If these diverge, the risk model will silently receive wrong feature order at inference and output garbage multipliers. Always update all three together.
Hard rules
- Never reorder
ml_config.json → features without retraining — the scaler is fixed to this exact column order.
- Never drop features from
ml_config.json without immediately retraining — removing a column causes dimension mismatch.
- Never drop session or news features based on SHAP — they show near-zero SHAP at training time by design, but are critical at inference.
- Never use
sltp_aware labeling with dynamic_sltp.enabled = true — this collapses live WR from ~78% to ~49%.
- Never hardcode thresholds in
trading.py — read everything from config.json or ml_config.json.
- Never use
--days 365 without --oos-only for real performance evaluation.

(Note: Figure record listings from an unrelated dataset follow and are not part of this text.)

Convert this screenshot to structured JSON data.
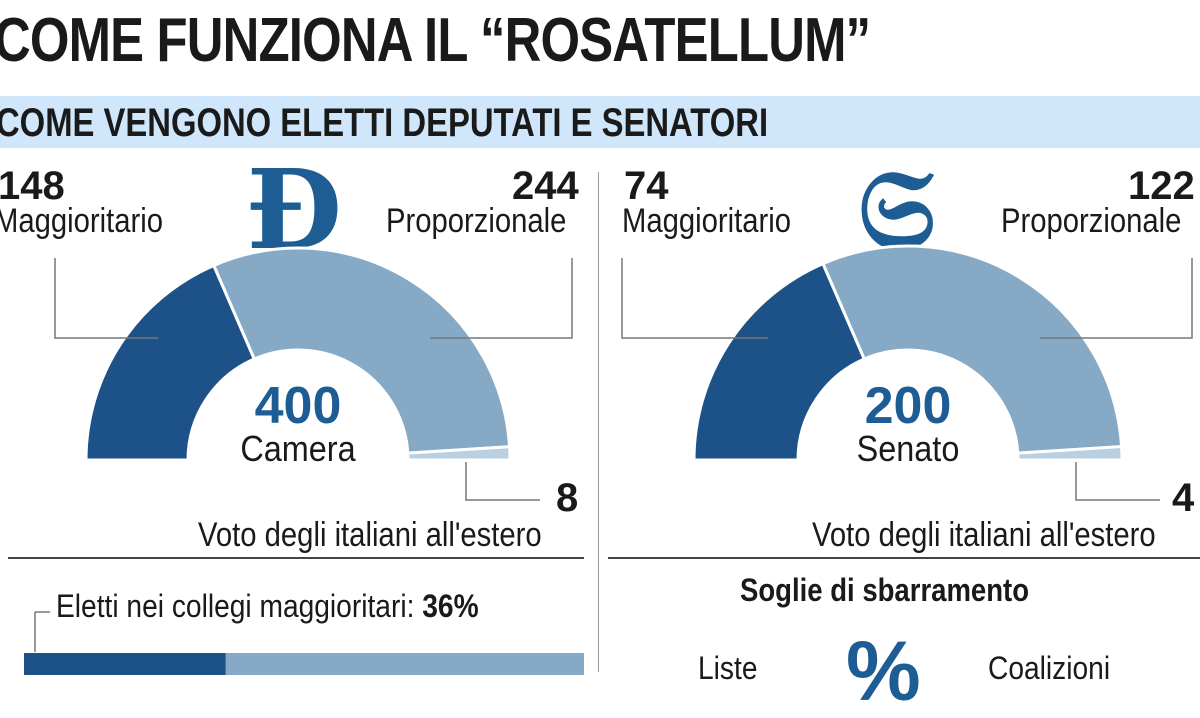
{
  "title": "COME FUNZIONA IL “ROSATELLUM”",
  "subtitle": "COME VENGONO ELETTI DEPUTATI E SENATORI",
  "chart_data": [
    {
      "type": "pie",
      "center_value": "400",
      "center_label": "Camera",
      "emblem": "Camera dei Deputati monogram",
      "slices": [
        {
          "name": "Maggioritario",
          "value": 148,
          "label": "148",
          "color": "#1d5288"
        },
        {
          "name": "Proporzionale",
          "value": 244,
          "label": "244",
          "color": "#86a9c6"
        },
        {
          "name": "Voto degli italiani all'estero",
          "value": 8,
          "label": "8",
          "color": "#b9cfe2"
        }
      ]
    },
    {
      "type": "pie",
      "center_value": "200",
      "center_label": "Senato",
      "emblem": "Senato della Repubblica monogram",
      "slices": [
        {
          "name": "Maggioritario",
          "value": 74,
          "label": "74",
          "color": "#1d5288"
        },
        {
          "name": "Proporzionale",
          "value": 122,
          "label": "122",
          "color": "#86a9c6"
        },
        {
          "name": "Voto degli italiani all'estero",
          "value": 4,
          "label": "4",
          "color": "#b9cfe2"
        }
      ]
    }
  ],
  "bottom": {
    "elected_label": "Eletti nei collegi maggioritari:",
    "elected_pct": "36%",
    "elected_value": 36,
    "thresholds_title": "Soglie di sbarramento",
    "liste_label": "Liste",
    "coalizioni_label": "Coalizioni",
    "percent_glyph": "%"
  },
  "colors": {
    "dark": "#1d5288",
    "light": "#86a9c6",
    "pale": "#b9cfe2",
    "band": "#cfe6fb"
  }
}
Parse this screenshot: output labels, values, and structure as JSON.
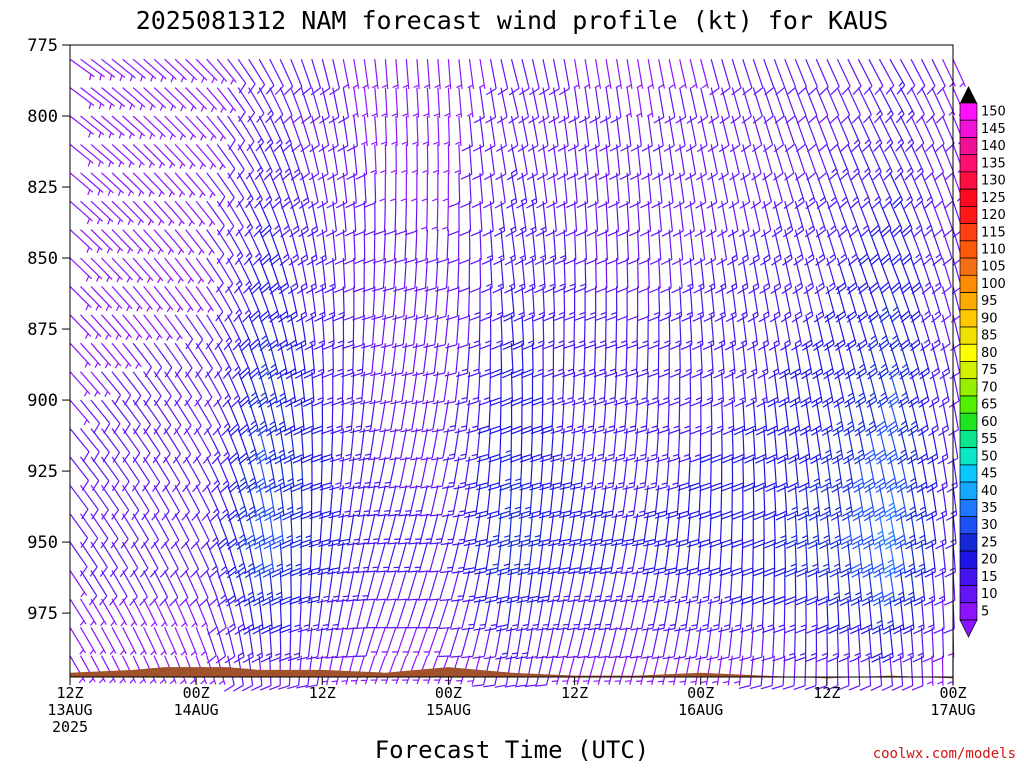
{
  "chart_data": {
    "type": "wind-barb-profile",
    "title": "2025081312 NAM forecast wind profile (kt) for KAUS",
    "xlabel": "Forecast Time (UTC)",
    "ylabel": "",
    "credit": "coolwx.com/models",
    "y_axis": {
      "ticks": [
        "775",
        "800",
        "825",
        "850",
        "875",
        "900",
        "925",
        "950",
        "975"
      ],
      "range": [
        775,
        1000
      ]
    },
    "x_axis": {
      "range_hours": [
        0,
        84
      ],
      "ticks": [
        {
          "hour": 0,
          "line1": "12Z",
          "line2": "13AUG",
          "line3": "2025"
        },
        {
          "hour": 12,
          "line1": "00Z",
          "line2": "14AUG",
          "line3": ""
        },
        {
          "hour": 24,
          "line1": "12Z",
          "line2": "",
          "line3": ""
        },
        {
          "hour": 36,
          "line1": "00Z",
          "line2": "15AUG",
          "line3": ""
        },
        {
          "hour": 48,
          "line1": "12Z",
          "line2": "",
          "line3": ""
        },
        {
          "hour": 60,
          "line1": "00Z",
          "line2": "16AUG",
          "line3": ""
        },
        {
          "hour": 72,
          "line1": "12Z",
          "line2": "",
          "line3": ""
        },
        {
          "hour": 84,
          "line1": "00Z",
          "line2": "17AUG",
          "line3": ""
        }
      ]
    },
    "colorbar": {
      "labels": [
        "150",
        "145",
        "140",
        "135",
        "130",
        "125",
        "120",
        "115",
        "110",
        "105",
        "100",
        "95",
        "90",
        "85",
        "80",
        "75",
        "70",
        "65",
        "60",
        "55",
        "50",
        "45",
        "40",
        "35",
        "30",
        "25",
        "20",
        "15",
        "10",
        "5"
      ],
      "colors": [
        "#ff10ff",
        "#f010d8",
        "#f01098",
        "#ff1070",
        "#ff1040",
        "#ff0a20",
        "#ff1818",
        "#ff4010",
        "#ff5a0a",
        "#f57014",
        "#ff8c00",
        "#ffaa00",
        "#ffc800",
        "#f0e000",
        "#ffff00",
        "#d2f000",
        "#96f000",
        "#50f000",
        "#1ee61e",
        "#0ae68c",
        "#0ae6c8",
        "#0ac8ff",
        "#14aaff",
        "#1e78ff",
        "#1e50f5",
        "#1428d7",
        "#1e14e6",
        "#4614f0",
        "#6414f5",
        "#8c14ff"
      ]
    },
    "barb_rows_hpa": [
      780,
      790,
      800,
      810,
      820,
      830,
      840,
      850,
      860,
      870,
      880,
      890,
      900,
      910,
      920,
      930,
      940,
      950,
      960,
      970,
      980,
      990
    ],
    "time_series": [
      {
        "hour": 0,
        "speed_kt": 9,
        "dir_deg": 150
      },
      {
        "hour": 12,
        "speed_kt": 11,
        "dir_deg": 160
      },
      {
        "hour": 18,
        "speed_kt": 32,
        "dir_deg": 175
      },
      {
        "hour": 24,
        "speed_kt": 22,
        "dir_deg": 190
      },
      {
        "hour": 30,
        "speed_kt": 14,
        "dir_deg": 200
      },
      {
        "hour": 36,
        "speed_kt": 13,
        "dir_deg": 200
      },
      {
        "hour": 42,
        "speed_kt": 26,
        "dir_deg": 190
      },
      {
        "hour": 48,
        "speed_kt": 20,
        "dir_deg": 195
      },
      {
        "hour": 54,
        "speed_kt": 18,
        "dir_deg": 195
      },
      {
        "hour": 60,
        "speed_kt": 20,
        "dir_deg": 190
      },
      {
        "hour": 66,
        "speed_kt": 22,
        "dir_deg": 185
      },
      {
        "hour": 72,
        "speed_kt": 26,
        "dir_deg": 180
      },
      {
        "hour": 78,
        "speed_kt": 35,
        "dir_deg": 175
      },
      {
        "hour": 84,
        "speed_kt": 14,
        "dir_deg": 180
      }
    ],
    "surface_pressure_hpa": [
      {
        "hour": 0,
        "hpa": 996
      },
      {
        "hour": 6,
        "hpa": 995
      },
      {
        "hour": 9,
        "hpa": 994
      },
      {
        "hour": 15,
        "hpa": 994
      },
      {
        "hour": 18,
        "hpa": 995
      },
      {
        "hour": 24,
        "hpa": 995
      },
      {
        "hour": 30,
        "hpa": 996
      },
      {
        "hour": 33,
        "hpa": 995
      },
      {
        "hour": 36,
        "hpa": 994
      },
      {
        "hour": 42,
        "hpa": 996
      },
      {
        "hour": 48,
        "hpa": 997
      },
      {
        "hour": 54,
        "hpa": 997
      },
      {
        "hour": 60,
        "hpa": 996
      },
      {
        "hour": 66,
        "hpa": 997
      },
      {
        "hour": 72,
        "hpa": 998
      },
      {
        "hour": 78,
        "hpa": 997
      },
      {
        "hour": 84,
        "hpa": 998
      }
    ],
    "surface_color": "#a0522d",
    "grid": false
  }
}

Adding a new feature (step by step)
# 1. Implement the computation in ml/feature_engineering.py
# Add to add_all_features() or as a new helper method
# 2. Append to ml_config.json → "features"
# ALWAYS append at the end — never insert in the middle
# e.g. "features": [...existing 55..., "my_new_feature"]
# 3. Add to the cache dict in backtest/run.py
# Search for the feature cache block — it manually populates
# features from stored OHLCV bars
# 4. Retrain (always --no-warmstart when feature count changes)
# Include --risk to retrain the risk multiplier model alongside signal + position
python train_ml_model.py --ensemble --position --risk --no-warmstart
# 5. Validate on OOS data
python backtest_config.py \
--balance 500 --no-swap --leverage 500 \
--spread 16.95 --oos-only --no-chart
# 6. Document in strategy_params.json and TODO.md
Removing a feature
# 1. Remove from ml/feature_engineering.py
# 2. Remove from ml_config.json → "features"
# 3. Remove from backtest/run.py cache dict
# 4. Retrain immediately (--no-warmstart required)
python train_ml_model.py --ensemble --position --risk --no-warmstart
Never remove these features based on SHAP analysis alone — they are near-zero at training time by design, but critical at inference:
is_news_near, news_minutes_away, news_count_today, is_news_risk_window, is_london_session, is_ny_session, is_asian_session
Verify compatibility
Run this any time to confirm models and feature config are in sync:
python3 -c "
import json
mc = json.load(open('models/model_compat.json'))
ml = json.load(open('ml_config.json'))
assert mc['feature_count'] == len(ml['features']), 'MISMATCH'
print('OK:', mc['feature_count'], 'features')
"
This check also runs automatically at bot startup and is enforced by optimize_loop.py.